Using computational approaches have helped his team identify target structures to prevent protein-protein interactions, he says. And he uses Tuszynski’s work to try to predict the binding of small-molecule drugs that could interfere with that protein-protein interaction.
“That whole process has given us very promising drugs for a number of diseases,” he says. “Now that Hep C is curable, the big liver disease left is non-alcoholic fatty liver disease. A lot of that is caused by obesity, but a lot of it is not. You get fatty liver disease in thin people as well as obese people and in obese people, it’s hard to treat successfully with diet alone.”
He’s been working with Kamlesh Sahu, a research associate at the Institute, to try to find drugs that can inhibit the formation of fat in the liver. Sahu, along with Tyrrell and James Nieman, head chemist in the Institute, is doing the same kind of thing to try to improve known COVID inhibitors. Having synthetic and medicinal chemistry expertise is still essential for success, but computational drug discovery is emerging as another crucial technology.
Indeed, Houghton says computational science is “ushering in a whole new era of drug discovery” as it’s being used more often in new drug discovery and drug development. He and his colleagues are also using it to perfect drugs by allowing scientists to modify the compounds to get rid of the side effects of otherwise effective drugs.
“Another major area where the Compute Canada Federation has helped us once again is in the work of other scientists,” Houghton says. “Khaled Barakat, of the pharmacy school at the University of Alberta, is using computational science to find small-molecule inhibitors of the immune checkpoints for cancer therapy.”
Barakat and the University of Calgary’s Sergei Noskov also used computational science to try to predict which small-molecule drugs might block the cardiac-iron channel known as the hERG. It turns out that a lot of drugs bind to the hERG and cause heartbeat irregularities, some serious.
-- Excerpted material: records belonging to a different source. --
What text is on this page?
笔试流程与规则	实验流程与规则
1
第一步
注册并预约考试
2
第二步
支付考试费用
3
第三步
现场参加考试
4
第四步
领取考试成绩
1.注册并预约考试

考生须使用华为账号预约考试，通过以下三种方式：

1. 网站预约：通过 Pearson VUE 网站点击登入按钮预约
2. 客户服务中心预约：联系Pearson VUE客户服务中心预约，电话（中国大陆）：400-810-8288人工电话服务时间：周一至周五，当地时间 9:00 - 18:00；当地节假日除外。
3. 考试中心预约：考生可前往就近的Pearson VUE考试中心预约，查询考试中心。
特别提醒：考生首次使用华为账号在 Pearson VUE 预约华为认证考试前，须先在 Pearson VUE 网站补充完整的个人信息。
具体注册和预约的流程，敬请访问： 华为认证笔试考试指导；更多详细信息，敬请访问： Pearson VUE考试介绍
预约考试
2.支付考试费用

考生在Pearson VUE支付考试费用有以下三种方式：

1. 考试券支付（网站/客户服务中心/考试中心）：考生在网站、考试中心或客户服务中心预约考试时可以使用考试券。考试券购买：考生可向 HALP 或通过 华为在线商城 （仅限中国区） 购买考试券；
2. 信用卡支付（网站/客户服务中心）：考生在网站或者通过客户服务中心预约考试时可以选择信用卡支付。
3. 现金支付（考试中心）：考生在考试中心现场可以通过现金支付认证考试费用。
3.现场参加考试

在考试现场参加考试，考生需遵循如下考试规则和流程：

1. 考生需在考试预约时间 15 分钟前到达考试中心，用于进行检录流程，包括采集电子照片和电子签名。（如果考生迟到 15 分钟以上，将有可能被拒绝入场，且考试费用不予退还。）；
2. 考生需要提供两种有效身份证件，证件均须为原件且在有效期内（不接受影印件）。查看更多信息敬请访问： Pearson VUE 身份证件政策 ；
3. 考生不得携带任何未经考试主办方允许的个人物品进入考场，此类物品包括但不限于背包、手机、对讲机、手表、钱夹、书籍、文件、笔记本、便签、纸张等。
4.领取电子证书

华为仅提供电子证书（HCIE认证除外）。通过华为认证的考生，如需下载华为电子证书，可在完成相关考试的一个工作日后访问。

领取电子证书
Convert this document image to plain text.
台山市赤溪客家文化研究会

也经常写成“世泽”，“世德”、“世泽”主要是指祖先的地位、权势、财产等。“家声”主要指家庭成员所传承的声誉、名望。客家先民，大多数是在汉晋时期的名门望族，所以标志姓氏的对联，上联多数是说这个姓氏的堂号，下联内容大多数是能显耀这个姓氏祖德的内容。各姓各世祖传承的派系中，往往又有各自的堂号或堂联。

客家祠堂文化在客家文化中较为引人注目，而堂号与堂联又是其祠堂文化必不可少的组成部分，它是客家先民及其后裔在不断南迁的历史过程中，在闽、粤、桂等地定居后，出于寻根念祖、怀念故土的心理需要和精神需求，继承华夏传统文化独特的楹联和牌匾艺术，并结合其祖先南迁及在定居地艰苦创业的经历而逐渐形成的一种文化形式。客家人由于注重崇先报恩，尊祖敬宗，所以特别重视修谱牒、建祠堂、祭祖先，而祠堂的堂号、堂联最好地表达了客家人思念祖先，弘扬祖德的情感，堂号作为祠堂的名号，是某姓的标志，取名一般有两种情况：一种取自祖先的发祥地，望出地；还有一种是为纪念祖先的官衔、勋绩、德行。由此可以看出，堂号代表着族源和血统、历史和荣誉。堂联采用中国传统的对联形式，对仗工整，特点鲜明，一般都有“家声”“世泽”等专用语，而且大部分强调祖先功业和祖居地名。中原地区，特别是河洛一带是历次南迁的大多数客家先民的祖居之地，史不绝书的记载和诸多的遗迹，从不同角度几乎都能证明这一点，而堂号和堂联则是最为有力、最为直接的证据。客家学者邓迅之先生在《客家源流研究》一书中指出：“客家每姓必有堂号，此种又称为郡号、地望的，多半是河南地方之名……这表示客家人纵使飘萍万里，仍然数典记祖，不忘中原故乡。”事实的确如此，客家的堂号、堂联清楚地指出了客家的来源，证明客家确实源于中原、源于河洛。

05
Both scientists have published several papers on using computational methods to predict the interaction of drugs with the cardiac-iron channel to prevent drug-induced cardiotoxicity. Together with Houghton, Tyrrell, and Tuszynski, they started a company called Achlys Inc. to deliver these sophisticated tools to the pharmaceutical industry.
“It’s been wonderful to have Compute Canada Federation facilities available to our teams — and it can yield results very quickly,” he says. “Sometimes results come back in a few weeks instead of many months or even years. The systems are so formidable; they are really superb. You have to use some sophisticated software with the hardware, but our scientists have really benefited. When I came to Canada, it was already running and a lot of our young scientists used it. It’s not just for what we’re doing on Hep-C, but it’s relevant to COVID and many other disease targets.”
His current work on COVID-19, with the help of a grant from CIHR, is figuring out the best antigen to use in a vaccine and to explore how they might make antibodies more cross-neutralizing against different strains.
“So far, we’ve been using biological or wet-lab approaches, but just yesterday I was talking to a colleague and we decided we need to bring it to Dr. Sahu to see if he can help us predict the fine structure of sub-domains of the spike protein of COVID to help us design a better vaccine antigen. We are going to use the Compute Canada Federation technology for that.”